Outer Worlds 2 Struggles to Achieve the Summit

Bigger doesn't necessarily mean superior. It's an old adage, but it's also the most accurate way to describe my thoughts after investing 50 hours with The Outer Worlds 2. Developer Obsidian expanded on all aspects to the next installment to its 2019 science fiction role-playing game — additional wit, adversaries, weapons, traits, and settings, every important component in games like this. And it works remarkably well — for a little while. But the burden of all those grand concepts causes the experience to falter as the hours wear on.

A Powerful Initial Impact

The Outer Worlds 2 makes a strong initial impact. You are a member of the Terran Directorate, a well-intentioned organization dedicated to controlling unscrupulous regimes and companies. After some capital-D Drama, you end up in the Arcadia system, a colony fractured by war between Auntie's Option (the product of a merger between the first game's two major companies), the Defenders (collectivism pushed to its most extreme outcome), and the Ascendant Order (like the Catholic church, but with math in place of Jesus). There are also a number of tears creating openings in the universe, but at this moment, you absolutely must reach a communication hub for pressing contact reasons. The issue is that it's in the heart of a warzone, and you need to determine how to reach it.

Like its predecessor, Outer Worlds 2 is a first-person RPG with an main narrative and many side quests spread out across multiple locations or zones (expansive maps with a much to discover, but not sandbox).

The first zone and the journey of getting to that relay hub are spectacular. You've got some goofy encounters, of course, like one that involves a farmer who has fed too much sugary cereal to their beloved crustacean. Most direct you toward something beneficial, though — an surprising alternative route or some additional intelligence that might unlock another way onward.

Memorable Moments and Missed Chances

In one memorable sequence, you can find a Defender runaway near the viaduct who's about to be executed. No quest is associated with it, and the sole method to find it is by searching and hearing the background conversation. If you're fast and alert enough not to let him get defeated, you can save him (and then save his runaway sweetheart from getting eliminated by creatures in their refuge later), but more relevant to the task at hand is a energy cable hidden in the foliage in the vicinity. If you track it, you'll locate a hidden entrance to the transmission center. There's an alternate entry to the station's underground tunnels hidden away in a cavern that you may or may not notice based on when you follow a specific companion quest. You can find an easily missable individual who's key to saving someone's life down the line. (And there's a stuffed animal who implicitly sways a team of fighters to fight with you, if you're considerate enough to rescue it from a danger zone.) This initial segment is rich and engaging, and it feels like it's brimming with rich storytelling potential that rewards you for your curiosity.

Fading Anticipations

Outer Worlds 2 never lives up to those opening anticipations again. The following key zone is arranged comparable to a map in the initial title or Avowed — a big area scattered with notable locations and side quests. They're all thematically relevant to the struggle between Auntie's Choice and the Ascendant Order, but they're also vignettes detached from the central narrative in terms of story and geographically. Don't anticipate any world-based indicators guiding you toward fresh decisions like in the opening region.

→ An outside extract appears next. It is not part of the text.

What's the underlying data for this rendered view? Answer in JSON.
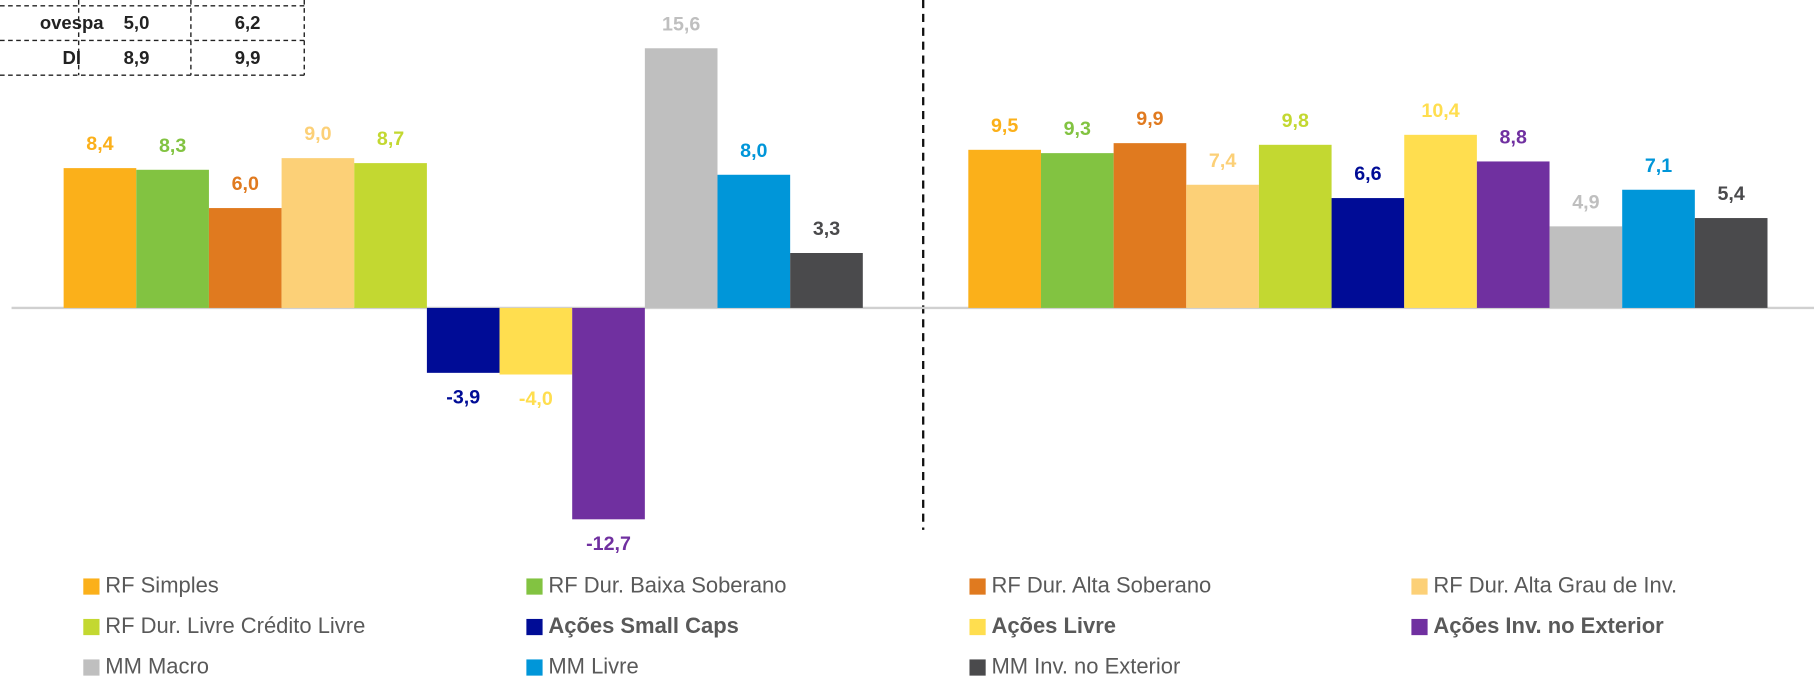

Despite pushing you toward some hard calls, what you do in this region's secondary tasks doesn't matter. Like, it genuinely is irrelevant, to the point where whether you enable war crimes or lead a group of refugees to their death leads to merely a casual remark or two of conversation. A game doesn't have to let every quest impact the plot in some big, dramatic fashion, but if you're compelling me to select a side and giving the impression that my selection counts, I don't think it's unreasonable to hope for something further when it's finished. When the game's earlier revealed that it is capable of more, any diminishment appears to be a trade-off. You get expanded elements like the developers pledged, but at the price of depth.

Daring Concepts and Lacking Tension

The game's intermediate phase attempts a comparable approach to the central framework from the first planet, but with distinctly reduced panache. The concept is a courageous one: an linked task that extends across several locations and encourages you to solicit support from various groups if you want a smoother path toward your aim. Beyond the recurring structure being a slightly monotonous, it's also absent the drama that this kind of scenario should have. It's a "bargain with evil" moment. There should be hard concessions. Your association with either faction should be important beyond earning their approval by doing new tasks for them. All this is lacking, because you can just blitz through on your own and achieve the goal anyway. The game even takes pains to provide you ways of achieving this, pointing out different ways as additional aims and having partners tell you where to go.

It's a side effect of a wider concern in Outer Worlds 2: the anxiety of letting you be unhappy with your choices. It regularly exaggerates out of its way to guarantee not only that there's an different way in many situations, but that you realize its presence. Locked rooms almost always have multiple entry methods indicated, or nothing worthwhile within if they do not. If you {can't

Kayla Williams
Kayla Williams

A tech enthusiast and writer passionate about demystifying AI and digital tools for everyday users.